If we accidentally create a Great Machine before we acquire the prerequisite knowledge to prevent its dangerous use, we might very realistically eliminate ourselves. It might happen almost immediately after we powered the system up as apparently happens with the Krell. Perhaps this is an explanation for so called Great Filter and Fermi Paradox.
But if we take a different perspective, applying reason and imagination, what knowledge would be required to safely use a machine that could materialize thought on demand? Is it even possible? Why or why not?

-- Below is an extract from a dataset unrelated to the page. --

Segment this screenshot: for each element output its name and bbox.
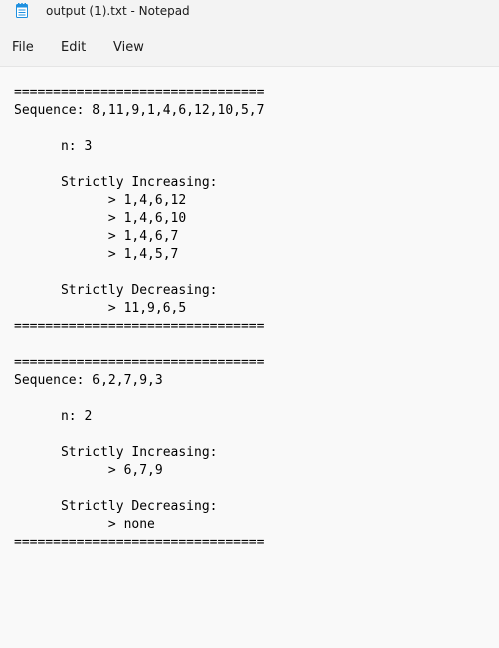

There might be various approaches, but one would be to identify dangerous substances and items before they were materialized. The requirements to accomplish this are however staggering. How can you tell if an item is dangerous or safe? What about dangerous items built out of many smaller and individually safe items? Do you have to restrict the parts too? Can any intelligent system accomplish this task regardless of its level of relative “super” intelligence? And what if the super-intelligence required is itself dangerous?
Another approach would be to examine the thoughts of users of The Machine to prevent dangerous ideas from ever being materialized. Everyone would be monitored 24/7 just in case. But this would be the ultimate police state, where real thought police would patrol everyone’s minds day and night. It would be the end of freedom and perhaps even individuality. The cure would be worse than the disease, a neural interface based Orwellian hell on Earth.
Are we to conclude that all users of Great Machines are doomed throughout the universe? Is there no safe way to use a Great Machine? A third way seems necessary at least.
We could develop super-happiness first, ensuring that all users of the Great Machine are omni-benevolent transhuman bodhisattvas who simply would never use the machine to cause harm or for selfish reasons. Although it might be possible to use the machine in dangerous ways, no one would ever do it. And if anyone tried, they’d be confronted by an army of angry posthumans with the ability to directly manifest defensive measures locally.
Given the sad state of disarray with human affairs (e.g. continuing war, poverty and violence) and the weakness of existing computer security methods it is easy to be pessimistic. But all of the pre-requisite technologies are presently being developed to create a positive outcome, that is, if we can just get the order right.